Crucigramas, mucho más que un pasatiempo
Una de las actividades de los sábados a la tarde en el geriátrico (o, para usar el eufemismo, el hogar para la tercera edad) donde una de mis tías vivió sus últimos años era hacer crucigramas. Como muchos de los huéspedes no escuchaban bien, las referencias eran dichas con voz enérgica por la psicóloga de carácter jovial que los visitaba dos veces por semana. Ella también les indicaba cuántas letras tenían las palabras en cuestión. Algunas eran tan sencillas que muchas veces tuve que controlarme para no abrir la boca. Ya tendría oportunidad.
"Todo lo que tiene entidad, cuatro letras, vertical", "Lugar poblado de álamos, siete letras, horizontal", "Río de la Argentina que atraviesa el Litoral, seis letras, horizontal", decía la mujer. A medida que las palabras correctas eran dichas por los ancianos, la psicóloga completaba la grilla en una computadora portátil y la imagen del crucigrama se proyectaba en una de las paredes celestes de la sala. En nosotros, eso evocaba las imágenes de las revistas de crucigramas que mis primos habían rellenado durante los veranos, echados a la sombra de los árboles.
En esas revistas se publicaban crucigramas de varias temáticas: deportivos, geográficos, científicos y artísticos. Esta última designación incluía más nombres y apellidos de figuras del espectáculo que de la literatura y la pintura. Muchas veces, la referencia escrita era reemplazada por el retrato de un personaje popular, sonriente, que parecía susurrar su nombre de seis u ocho letras. Esos eran los primeros casilleros que se completaban.

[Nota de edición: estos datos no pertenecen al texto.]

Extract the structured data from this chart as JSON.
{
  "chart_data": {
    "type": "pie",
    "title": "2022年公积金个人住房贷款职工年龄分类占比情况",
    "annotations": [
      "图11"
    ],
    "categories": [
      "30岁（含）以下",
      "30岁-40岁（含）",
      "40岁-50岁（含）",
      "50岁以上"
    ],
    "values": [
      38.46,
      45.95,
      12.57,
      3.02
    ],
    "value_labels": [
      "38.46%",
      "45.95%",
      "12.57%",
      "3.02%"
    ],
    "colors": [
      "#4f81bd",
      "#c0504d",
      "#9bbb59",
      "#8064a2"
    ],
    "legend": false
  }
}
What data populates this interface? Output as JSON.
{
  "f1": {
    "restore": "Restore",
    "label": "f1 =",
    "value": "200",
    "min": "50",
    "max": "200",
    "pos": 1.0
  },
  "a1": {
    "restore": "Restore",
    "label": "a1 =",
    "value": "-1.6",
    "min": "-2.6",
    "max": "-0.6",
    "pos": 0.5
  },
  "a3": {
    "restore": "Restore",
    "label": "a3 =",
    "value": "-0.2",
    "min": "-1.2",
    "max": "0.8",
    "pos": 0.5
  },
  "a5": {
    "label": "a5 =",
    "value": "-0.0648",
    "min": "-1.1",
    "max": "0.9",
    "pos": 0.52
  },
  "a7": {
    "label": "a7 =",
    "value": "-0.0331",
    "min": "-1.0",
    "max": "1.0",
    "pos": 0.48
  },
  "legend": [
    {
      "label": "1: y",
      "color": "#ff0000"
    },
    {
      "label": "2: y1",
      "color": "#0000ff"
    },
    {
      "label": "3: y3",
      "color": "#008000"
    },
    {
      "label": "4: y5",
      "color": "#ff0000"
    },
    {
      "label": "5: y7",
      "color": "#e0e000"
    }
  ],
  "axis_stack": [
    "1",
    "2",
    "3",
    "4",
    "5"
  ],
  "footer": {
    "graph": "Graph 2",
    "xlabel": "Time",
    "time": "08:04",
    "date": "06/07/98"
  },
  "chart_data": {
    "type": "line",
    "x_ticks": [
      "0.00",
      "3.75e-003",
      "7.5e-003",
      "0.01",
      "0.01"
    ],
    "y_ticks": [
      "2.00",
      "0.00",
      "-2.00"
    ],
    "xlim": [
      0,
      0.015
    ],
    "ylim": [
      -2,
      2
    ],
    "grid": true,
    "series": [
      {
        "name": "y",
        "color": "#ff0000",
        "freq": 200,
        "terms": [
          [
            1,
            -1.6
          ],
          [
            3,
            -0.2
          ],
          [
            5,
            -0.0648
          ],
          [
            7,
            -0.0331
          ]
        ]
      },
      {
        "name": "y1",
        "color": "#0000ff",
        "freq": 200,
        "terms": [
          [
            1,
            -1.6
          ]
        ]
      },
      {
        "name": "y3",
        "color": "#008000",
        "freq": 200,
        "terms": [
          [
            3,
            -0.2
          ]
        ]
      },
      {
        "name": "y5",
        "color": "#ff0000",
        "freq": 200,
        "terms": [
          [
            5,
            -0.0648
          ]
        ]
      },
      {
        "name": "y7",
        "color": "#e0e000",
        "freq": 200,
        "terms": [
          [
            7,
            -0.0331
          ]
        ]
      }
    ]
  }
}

Todavía hoy en los puestos de diarios, en especial en los de las terminales de ómnibus salpicadas en los trayectos de rutas y autopistas hacia el norte o el sur del país, se pueden ver colecciones enteras de revistas de crucigramas. La Real Academia Española no se equivoca cuando define el crucigrama como un pasatiempo. Si bien nadie (académico o no) se animaría a decir que el crucigrama es un género literario, la definición nos parece un poco mezquina.
Es verdad que el tiempo pasa mientras completamos con caligrafía acelerada los huecos del dibujo en la página, que tiene misteriosas zonas oscuras, en negro, donde al parecer el lenguaje todavía no pudo sentar bandera. Al mismo tiempo, mientras se cumple con ese propósito (¿qué otra cosa podríamos hacer si ya no tenemos ganas de leer ni de mirar por la ventanilla ni de manosear el celular?) y nuestro vocabulario nos sorprende a fuerza de memoria, la conciencia numérica acerca del lenguaje se vuelve paradójica. Algo tan vasto como el mar cuenta apenas con tres letras en idioma español. Y a ese ser todopoderoso y omnipresente se lo designa con una palabra de una sílaba.
En el geriátrico donde mi tía vivió sus últimos años, los crucigramas se completaban en grupo. Uno de los residentes podía arriesgar con rapidez sinónimos de la palabra en cuestión. Sin embargo, sobraban dos letras. A la que proponía otro, en cambio, le faltaba una. Por fin una señora, muy lectora, daba con el término correcto. Sonreía satisfecha, sin dejar de revolear los ojos en dirección a los demás. ¿Era un gesto de superioridad o de triunfo?
"Nadie de afuera sabe lo que es vivir en un geriátrico", nos dijo esa mujer en una de las últimas visitas a la residencia. Con vergüenza, como si recién nos diéramos cuenta de que para ellos el afuera entraba solo cuando llegaban las visitas, bajamos la mirada. Después de esa confidencia se dejó oír la voz de trueno de la psicóloga, que leía la siguiente referencia: "Indirecta, sugerencia hecha de manera velada, siete letras, vertical". Aunque acertar parecía difícil, iba a participar del juego antes de irme.